L’administration Trump a balayé la proposition égyptienne et a réitéré son soutien à l’idée de la Riviera à Gaza de Trump. Le porte-parole de la Maison Blanche a également répété l’étrange argument de l’administration selon lequel le fait que « Gaza soit actuellement inhabitable » constitue une raison de soutenir les politiques de l’État qui a rendu Gaza inhabitable.

La Maison Blanche a confirmé que l’administration avait tenu des discussions secrètes avec le Hamas, dans le cadre d’un contact qui s’est manifestement concentré sur la libération des otages, et en particulier des otages américains. Le fait que le fonctionnaire américain impliqué était le représentant spécial pour les affaires d’otages plutôt que Witcoff implique un tel agenda. Rien n’indique que la position générale de l’administration ait changé, le président Trump ayant publié une déclaration belliqueuse menaçant le Hamas et affirmant qu’il « envoie à Israël tout ce dont il a besoin pour finir le travail » à Gaza.
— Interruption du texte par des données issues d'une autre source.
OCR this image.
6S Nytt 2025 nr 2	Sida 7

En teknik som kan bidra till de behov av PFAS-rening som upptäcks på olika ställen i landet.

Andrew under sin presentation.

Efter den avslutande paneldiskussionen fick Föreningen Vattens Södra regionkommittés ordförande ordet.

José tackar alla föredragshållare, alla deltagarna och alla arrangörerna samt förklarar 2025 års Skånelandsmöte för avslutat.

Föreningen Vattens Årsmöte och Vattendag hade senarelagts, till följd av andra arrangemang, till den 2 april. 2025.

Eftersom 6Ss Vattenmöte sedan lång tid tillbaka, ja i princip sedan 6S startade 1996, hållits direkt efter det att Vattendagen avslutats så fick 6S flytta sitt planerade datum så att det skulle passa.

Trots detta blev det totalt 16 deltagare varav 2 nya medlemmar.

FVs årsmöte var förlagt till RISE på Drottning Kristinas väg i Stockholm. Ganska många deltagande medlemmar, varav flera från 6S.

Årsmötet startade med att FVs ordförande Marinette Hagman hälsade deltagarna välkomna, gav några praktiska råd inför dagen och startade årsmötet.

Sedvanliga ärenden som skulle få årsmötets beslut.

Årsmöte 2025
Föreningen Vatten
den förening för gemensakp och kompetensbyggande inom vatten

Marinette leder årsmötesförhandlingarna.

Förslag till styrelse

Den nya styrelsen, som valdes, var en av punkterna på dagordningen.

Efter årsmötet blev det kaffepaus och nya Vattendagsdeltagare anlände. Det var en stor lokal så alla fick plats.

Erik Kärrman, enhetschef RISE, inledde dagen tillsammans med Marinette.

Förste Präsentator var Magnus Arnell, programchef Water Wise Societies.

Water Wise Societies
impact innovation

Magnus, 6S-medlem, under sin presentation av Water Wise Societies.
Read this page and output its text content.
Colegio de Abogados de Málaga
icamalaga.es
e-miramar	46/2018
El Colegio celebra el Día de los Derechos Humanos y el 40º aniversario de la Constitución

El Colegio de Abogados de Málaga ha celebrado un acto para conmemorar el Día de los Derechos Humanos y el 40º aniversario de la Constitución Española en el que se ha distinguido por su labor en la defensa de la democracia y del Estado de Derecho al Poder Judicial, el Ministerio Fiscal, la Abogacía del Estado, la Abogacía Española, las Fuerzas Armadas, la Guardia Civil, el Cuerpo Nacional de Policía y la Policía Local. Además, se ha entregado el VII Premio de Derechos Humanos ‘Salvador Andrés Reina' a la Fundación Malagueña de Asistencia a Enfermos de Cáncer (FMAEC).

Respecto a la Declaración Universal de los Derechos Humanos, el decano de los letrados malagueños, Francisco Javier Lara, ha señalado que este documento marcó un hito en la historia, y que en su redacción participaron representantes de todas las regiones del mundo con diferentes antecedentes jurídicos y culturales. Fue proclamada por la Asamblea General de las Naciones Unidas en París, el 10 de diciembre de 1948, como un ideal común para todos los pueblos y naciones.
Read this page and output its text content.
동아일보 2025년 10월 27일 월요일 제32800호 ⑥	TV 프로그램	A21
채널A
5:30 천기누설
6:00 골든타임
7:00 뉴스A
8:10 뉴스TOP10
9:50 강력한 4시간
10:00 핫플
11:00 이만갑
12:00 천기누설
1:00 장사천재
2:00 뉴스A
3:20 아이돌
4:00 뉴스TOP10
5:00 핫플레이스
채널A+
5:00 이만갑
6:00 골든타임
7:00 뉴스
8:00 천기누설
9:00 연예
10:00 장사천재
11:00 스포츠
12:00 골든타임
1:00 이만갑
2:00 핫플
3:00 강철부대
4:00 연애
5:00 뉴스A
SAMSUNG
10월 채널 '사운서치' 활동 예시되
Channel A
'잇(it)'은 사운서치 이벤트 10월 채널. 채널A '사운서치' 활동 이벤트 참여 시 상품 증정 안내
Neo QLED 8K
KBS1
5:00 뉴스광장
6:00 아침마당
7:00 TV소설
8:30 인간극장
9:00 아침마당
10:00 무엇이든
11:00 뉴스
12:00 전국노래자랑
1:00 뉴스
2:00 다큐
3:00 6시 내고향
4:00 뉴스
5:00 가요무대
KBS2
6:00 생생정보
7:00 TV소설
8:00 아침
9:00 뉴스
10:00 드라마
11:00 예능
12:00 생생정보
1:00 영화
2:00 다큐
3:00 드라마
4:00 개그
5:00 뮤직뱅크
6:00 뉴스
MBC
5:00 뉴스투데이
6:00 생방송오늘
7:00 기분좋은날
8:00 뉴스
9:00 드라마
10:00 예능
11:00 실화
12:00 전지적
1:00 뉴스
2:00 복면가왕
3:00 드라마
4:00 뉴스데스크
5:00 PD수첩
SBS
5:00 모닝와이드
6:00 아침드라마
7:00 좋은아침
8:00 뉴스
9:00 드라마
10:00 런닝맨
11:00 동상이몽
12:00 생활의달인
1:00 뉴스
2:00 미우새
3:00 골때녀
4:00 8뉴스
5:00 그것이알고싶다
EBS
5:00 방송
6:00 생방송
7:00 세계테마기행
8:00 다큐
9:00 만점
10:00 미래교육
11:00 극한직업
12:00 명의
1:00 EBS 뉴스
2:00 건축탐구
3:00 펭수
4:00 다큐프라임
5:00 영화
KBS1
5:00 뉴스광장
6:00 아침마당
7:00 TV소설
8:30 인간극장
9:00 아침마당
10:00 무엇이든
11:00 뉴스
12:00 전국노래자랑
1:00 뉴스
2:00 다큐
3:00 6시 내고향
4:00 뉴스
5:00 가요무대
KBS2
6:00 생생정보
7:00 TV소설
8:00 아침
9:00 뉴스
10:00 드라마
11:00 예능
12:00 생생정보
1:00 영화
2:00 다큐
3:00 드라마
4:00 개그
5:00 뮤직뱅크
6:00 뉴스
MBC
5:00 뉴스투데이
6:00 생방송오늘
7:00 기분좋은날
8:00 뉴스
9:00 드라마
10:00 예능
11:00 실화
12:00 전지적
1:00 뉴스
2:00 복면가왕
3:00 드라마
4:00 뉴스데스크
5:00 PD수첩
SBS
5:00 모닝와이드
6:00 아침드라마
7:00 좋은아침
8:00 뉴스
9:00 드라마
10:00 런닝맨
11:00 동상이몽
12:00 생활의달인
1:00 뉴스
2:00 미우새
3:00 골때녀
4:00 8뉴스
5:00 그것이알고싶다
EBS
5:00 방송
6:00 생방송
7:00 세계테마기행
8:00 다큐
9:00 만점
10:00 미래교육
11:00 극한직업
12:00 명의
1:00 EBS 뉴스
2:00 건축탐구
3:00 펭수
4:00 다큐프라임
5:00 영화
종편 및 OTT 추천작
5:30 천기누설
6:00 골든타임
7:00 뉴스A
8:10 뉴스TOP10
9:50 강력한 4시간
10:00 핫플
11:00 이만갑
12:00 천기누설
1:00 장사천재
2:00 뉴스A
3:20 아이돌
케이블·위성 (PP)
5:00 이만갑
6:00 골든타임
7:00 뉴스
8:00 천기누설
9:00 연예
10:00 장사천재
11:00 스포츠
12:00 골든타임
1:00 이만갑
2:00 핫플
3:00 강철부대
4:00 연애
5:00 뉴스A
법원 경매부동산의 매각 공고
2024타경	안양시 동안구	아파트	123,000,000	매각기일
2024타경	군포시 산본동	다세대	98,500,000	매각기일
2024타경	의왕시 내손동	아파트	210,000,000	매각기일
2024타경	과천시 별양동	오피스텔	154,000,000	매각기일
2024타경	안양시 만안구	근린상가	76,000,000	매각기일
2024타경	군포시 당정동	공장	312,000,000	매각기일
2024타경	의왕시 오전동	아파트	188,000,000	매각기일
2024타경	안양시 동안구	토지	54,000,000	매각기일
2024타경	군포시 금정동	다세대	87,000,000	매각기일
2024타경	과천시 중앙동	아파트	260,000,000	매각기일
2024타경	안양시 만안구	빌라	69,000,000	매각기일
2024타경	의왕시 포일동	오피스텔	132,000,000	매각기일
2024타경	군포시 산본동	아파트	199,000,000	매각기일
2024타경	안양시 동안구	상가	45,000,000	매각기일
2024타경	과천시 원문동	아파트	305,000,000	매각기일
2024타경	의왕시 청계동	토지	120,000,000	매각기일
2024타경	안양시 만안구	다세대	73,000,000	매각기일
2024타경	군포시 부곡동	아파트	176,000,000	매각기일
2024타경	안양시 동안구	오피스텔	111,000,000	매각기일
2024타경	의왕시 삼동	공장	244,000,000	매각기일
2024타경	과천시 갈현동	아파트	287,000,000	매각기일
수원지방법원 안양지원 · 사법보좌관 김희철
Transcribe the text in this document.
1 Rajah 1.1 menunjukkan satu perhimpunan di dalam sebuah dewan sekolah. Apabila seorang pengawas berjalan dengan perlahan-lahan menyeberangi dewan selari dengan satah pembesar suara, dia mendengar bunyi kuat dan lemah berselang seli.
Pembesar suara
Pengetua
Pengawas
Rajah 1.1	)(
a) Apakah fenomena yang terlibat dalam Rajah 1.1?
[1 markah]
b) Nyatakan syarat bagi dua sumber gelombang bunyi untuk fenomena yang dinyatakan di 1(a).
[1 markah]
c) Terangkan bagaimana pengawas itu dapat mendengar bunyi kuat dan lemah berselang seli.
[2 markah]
Bien que la proposition égyptienne mérite l’attention pour son traitement de la situation immédiate, les appels aux Arabes pour qu’ils proposent leurs propres idées sont quelque peu étranges étant donné que la Ligue arabe a produit, il y a plus de vingt ans, une proposition de paix qui offre la paix et la pleine reconnaissance d’Israël par tous les États arabes si Israël met fin à son occupation des territoires palestiniens et accepte un État palestinien.

*

Paul R. Pillar est chercheur principal non résident au Centre d’études de sécurité de l’université de Georgetown et chercheur non résident au Quincy Institute for Responsible Statecraft. Il est également membre associé du Geneva Center for Security Policy.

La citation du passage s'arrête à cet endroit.